In attention to regulatory compliance factors — The customer is responsible for many important aspects of regulatory compliance, e.g., protecting consumer data privacy, abiding by “data sovereignty” laws, and so forth. If SaaS owners do not pay adequate attention to compliance, they can increase risks of compliance penalties and costly remediations.
Data management oversights — The SaaS vendor is not responsible for data management.It is up to the customer to define and enforce the necessary data security policies, e.g., encryption, data retention and lifecycle, and privacy controls.Without such policies, storing data in a SaaS app creates data security risk.
Lack of strong password policies — Deficient password policies can lead to excessive risk of breach, e.g., if users can choose simple passwords, and are not required to change them periodically, it becomes easier for a malicious actor to gain entry to the system, especially if MFA is not in use. It’s worth noting that not all security professionals agree that strong passwords lead to better security. Ina great example of unintended consequences, a requirement to maintain strong (i.e., difficult-to-remember) passwords can cause users to employ the same password for multiple systems, which creates risk exposure.
In attention to account statuses — When users leave their jobs, or switch to departments where they will no longer need access to a SaaS app, it is essential to switch off their access. This does not always happen, which leads to the risk of unauthorized access. The web-based nature of SaaS makes this risk particularly acute, as a former employee can access the SaaS from home and access data to which he/she has no permission to access. These are sometimes called “zombie accounts.” Sharing of accounts is a related risk, one that exposes the organization using the SaaS app to risk of unauthorized access.
Detecting and Mitigating SaaS App Risks
What can be done to mitigate such SaaS app risks? The simple answer is that the SaaS client must constantly monitor and correct the SaaS security settings to properly protect it. However, considering the number of SaaS apps at the average business, it becomes obvious that any manual processes for monitoring and correction of security settings is going to be unfeasible. There are simply too many apps and too many variables to keep track of, especially in a dynamic environment. Undetected risk exposure is a virtual certainty.
The mitigation of SaaS app risks will require automated risk detection and remediation processes. Specialized solutions, now on the market, can continually scan SaaS apps and flag potential security risks. They can then automatically address risks caused by misconfigurations, zombie accounts, and so forth. These tools can be set to conform with an organization’s unique security policies.

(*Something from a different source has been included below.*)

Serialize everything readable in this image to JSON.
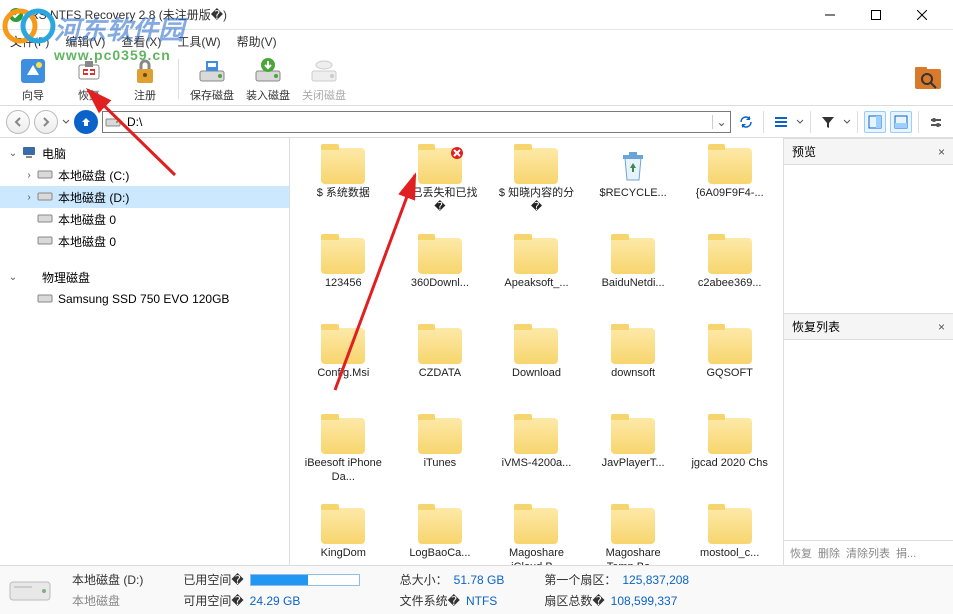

SaaS app risk is, or should be, a main area of focus for cybersecurity teams and their partners in IT operations. The potential for data breaches and system outages looms if SaaS security weaknesses are not discovered and addressed. It can be a daunting subject, though, given the number of apps in question and the range of security configurations present in each app. Solutions are available, however. They leverage automation to overcome the administrative burden of detecting and mitigating SaaS app risks.